After stints at a handful of Melbourne’s Mexican joints – working the floor at Mamasita, and in the kitchens at now-closed Senorita’s and Touche Hombre Electrica, a mate put Fallon in touch with DuNord’s founder, Thomas Kiltorp. Kiltorp has had success with Emerald Peacock – a cocktail lounge and rooftop bar also in the CBD – and DuNord reflects Kiltorp’s Swedish heritage, with its clean lines, blonde wood and simple, open spaces.
Not being overly familiar with the northern-European cuisine, Fallon wasn’t immediately convinced. “To be completely honest, I was a bit worried about it to start with,” he admits. “I thought it was all creme fraiche and mayonnaise and stuff like that that.”

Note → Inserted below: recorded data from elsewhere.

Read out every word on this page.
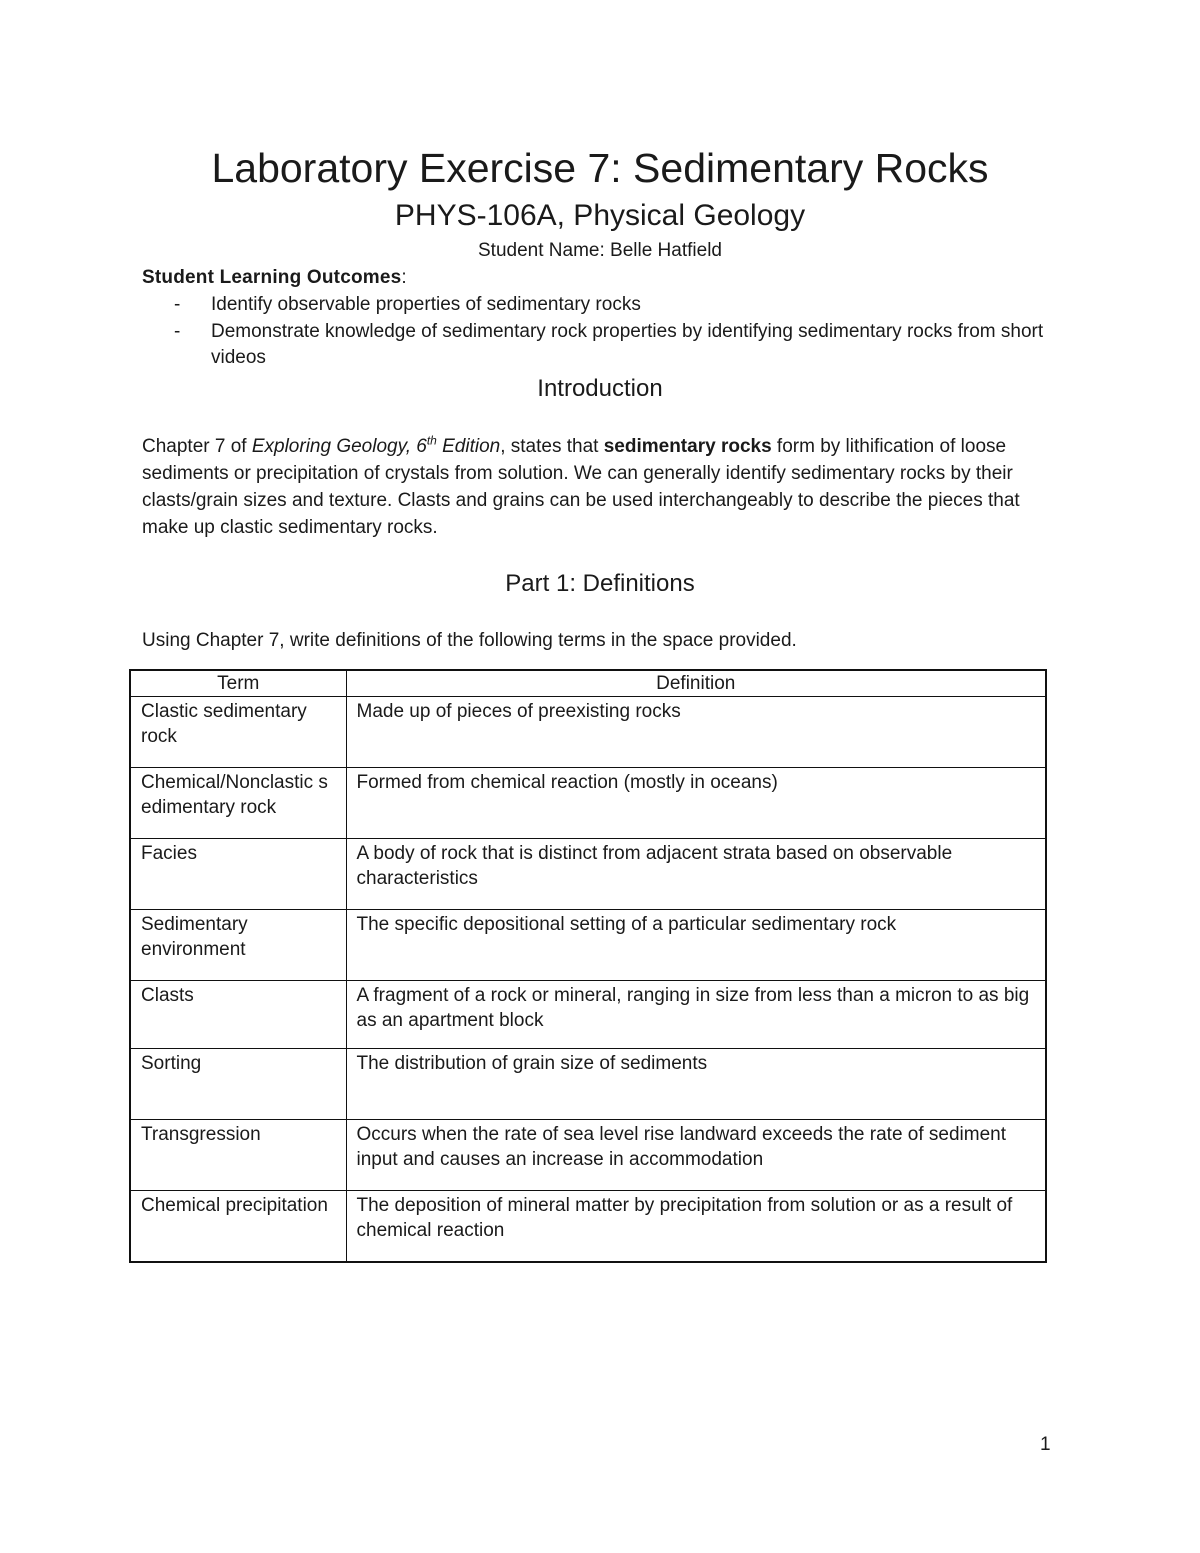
Laboratory Exercise 7: Sedimentary Rocks
PHYS-106A, Physical Geology
Student Name: Belle Hatfield
Student Learning Outcomes:
- Identify observable properties of sedimentary rocks
- Demonstrate knowledge of sedimentary rock properties by identifying sedimentary rocks from short videos
Introduction

Chapter 7 of Exploring Geology, 6th Edition, states that sedimentary rocks form by lithification of loose sediments or precipitation of crystals from solution. We can generally identify sedimentary rocks by their clasts/grain sizes and texture. Clasts and grains can be used interchangeably to describe the pieces that make up clastic sedimentary rocks.

Part 1: Definitions

Using Chapter 7, write definitions of the following terms in the space provided.

Term	Definition
Clastic sedimentary rock	Made up of pieces of preexisting rocks
Chemical/Nonclastic sedimentary rock	Formed from chemical reaction (mostly in oceans)
Facies	A body of rock that is distinct from adjacent strata based on observable characteristics
Sedimentary environment	The specific depositional setting of a particular sedimentary rock
Clasts	A fragment of a rock or mineral, ranging in size from less than a micron to as big as an apartment block
Sorting	The distribution of grain size of sediments
Transgression	Occurs when the rate of sea level rise landward exceeds the rate of sediment input and causes an increase in accommodation
Chemical precipitation	The deposition of mineral matter by precipitation from solution or as a result of chemical reaction
1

But, after some rigorous research (“The good book Google has been possibly the best thing,” he says), Fallon is totally sold on Scandinavian cuisine. Not concentrating on dishes from one particular nationality, Fallon has constructed a menu that takes in the best elements of the region. “It’s quite new,” says Fallon. “We don’t have many limitations in what we do with this.”
Small dishes such as a quail’s egg smoked with pine wood join more substantial meals such as dry-aged mutton glazed in blackberry and served with pea puree. Floral and botanical flavours, while applied delicately, reign supreme. “We’re channeling traditional Scandinavian flavours,” says Fallon, “bergamot, juniper, elderflower.”
Fallon’s favourite is the venison tartare. “The venison’s from near Mt Baw Baw just north east of Melbourne,” he explains. “It’s served with juniper and black radish tartare and translucent potato wafers, which are tasty and great, but they’re a bitch to make.”
Kiltorp and ex-Lee Ho Fook and Kodiak Club barman Paul Ramsay are being equally adventurous with the cocktail list, using atypical, savoury ingredients such as dill, asparagus, mint and pea. “They use my kitchen equipment, like my thermomixers,” says Fallon. “Paul is super-creative and has an incredible palate. He should have been a chef as far as I’m concerned.”
Although Fallon’s certain DuNord Kitchen is just the beginning of what will most likely be a heightened interest in Scandinavian eating, he doesn’t feel pressure to ride the wave in any way but his own. “It’s super hot right now,” he says. “We don’t want to be held hostage to being like NOMA, because we never will be. But that whole ethos of simplicity and purity has worked out really well.”